Get a head-start on this--Cut up the vegetables as early as two days ahead,if you wish. Store in a resealable plastic food-storage bag in the fridge until you're ready to make the recipe.
- 3 medium carrots, shredded (2 cups)
- 2 medium stalks celery, sliced (1 cup)
- 1 small red bell pepper, chopped (1/2 cup)
- 1/2 teaspoon dried basil leaves
- 1/3 cup water
- 4 turkey thighs, skin removed (8 to 12 ounces each)
- 1 teaspoon salt
- 1/4 teaspoon pepper
- 1/2 cup uncooked regular long-grain rice
- 1 teaspoon dried oregano leaves
- 1/2 cup shredded Italian-style six-cheese blend or mozzarella cheese (2 ounces)
- In 3 1/2- to 4-quart slow cooker, mix carrots, celery, bell pepper, basil and water. Sprinkle turkey with salt and pepper; place on vegetable mixture.
- Cover and cook on Low heat setting 6 to 7 hours.

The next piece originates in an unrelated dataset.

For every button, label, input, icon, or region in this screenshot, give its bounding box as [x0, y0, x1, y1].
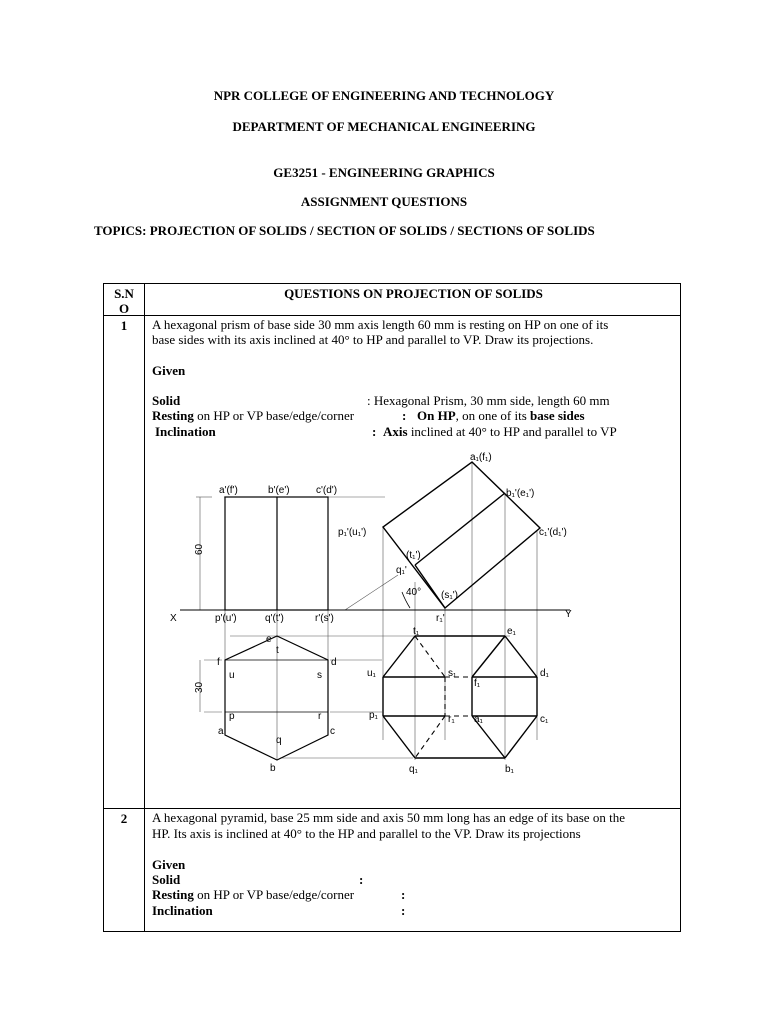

- Remove turkey from cooker. Stir rice and oregano into vegetable mixture; return turkey to cooker. Cover and cook on Low heat setting about 1 hour or until rice is tender.
- Remove turkey from cooker. Stir cheese into rice mixture until melted. Serve with turkey.
- Calories 480 (Calories from Fat 110); Total Fat 12g (Saturated Fat 5g, Trans Fat 0g); Cholesterol 235mg; Sodium 860mg; Total Carbohydrate 27g (Dietary Fiber 2g, Sugars 4g); Protein 65g. Daily Values: Vitamin A 190%; Vitamin C 35%; Calcium 20%; Iron 35%. Exchanges: 1 1/2 Starch; 0 Other Carbohydrate; 1 Vegetable; 8 Very Lean Meat; 1 Fat. Carbohydrate Choices: 2.